Back at the time of the first Internet bubble in the late 1990s Britain was a laggard when it came to Broadband services and speed.  The issue was that BT had not invested in new service because the regulator and the shareholders were acting as an anchor.  In other parts of Europe State Owned Monopolies had been able to get a march on the UK with the deployment of ADSL services.  In an effort to remedy this the Regulator decided that BT would have to give access to it's exchanges for rivals to install equipment and hopefully introduce competition that would force BT to launch faster services to maintain customers.  Rather than achieve what they hoped for the Regulator they found the BT went slower holding back the introduction of faster services and future Upgrades to High Speed Broadband have been even slower.

Over the past year I have watched the deployment of High Speed Fibre to my local exchange in West Hertfordshire.  The project was first expected to be completed in January 2012.  The Exchange did no go live until July 2012 a delay of six months. The service available to most households is not the Infinity product advertised on the television but rather a service a quarter of that speed.  The reason is that the suburban town that I live in has too much copper buried in the ground rather than running through ducts.  This is expensive to replace and only seems to be done by BTOpenreach if the cable has been stollen.  Thus the market does not seem to be working for the benefit of the consumer or the Economy because BT does not have a financial incentive to maintain the best possible network.
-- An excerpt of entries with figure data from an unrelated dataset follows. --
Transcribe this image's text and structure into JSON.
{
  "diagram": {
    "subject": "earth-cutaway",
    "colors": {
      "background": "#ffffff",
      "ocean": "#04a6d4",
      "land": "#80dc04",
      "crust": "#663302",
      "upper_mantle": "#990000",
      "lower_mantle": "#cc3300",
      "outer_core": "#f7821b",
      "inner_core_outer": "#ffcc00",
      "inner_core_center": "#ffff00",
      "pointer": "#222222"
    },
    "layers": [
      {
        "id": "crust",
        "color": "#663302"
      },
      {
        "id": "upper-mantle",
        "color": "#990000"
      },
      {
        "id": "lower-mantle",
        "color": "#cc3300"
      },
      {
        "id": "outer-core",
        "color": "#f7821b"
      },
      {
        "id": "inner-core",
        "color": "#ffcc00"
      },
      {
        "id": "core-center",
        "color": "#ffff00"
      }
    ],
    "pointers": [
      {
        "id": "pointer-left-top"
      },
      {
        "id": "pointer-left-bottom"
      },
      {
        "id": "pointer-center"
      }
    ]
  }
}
In the last financial year BT has generated some £2.5Bn in free cashflow, it has also paid a dividend to shareholders.  These funds could have been used it the Utility was still in State ownership to invest in the deployment of Highspeed Broadband across the whole of the UK. The Privatised BT has not become free and it has not increased the number of suppliers used to build and maintain it's Network rather it has decreased them as they seek to reduce costs.  The cost cutting measures has also seen less money spent on training and development of Engineers the almost total closure of it's R&D facilities and consumers suffering poor quality service. (NB Once I have an update on my current service complaint to the Chairman's Office at BT I will write another post on just how they are failing to deliver)

I look across at France Telecom, Deutsch Telecom and KPN and think that  Conservative Prime Ministers have very little understand of the strategic importance of world leading communications networks.  When I visit somewhere such as Korea and Japan and see what they have achieved with Super Fast Broadband delivered via a form of planned economy and I wish that my Parents had not returned from the Far East in 1976 and I worked there.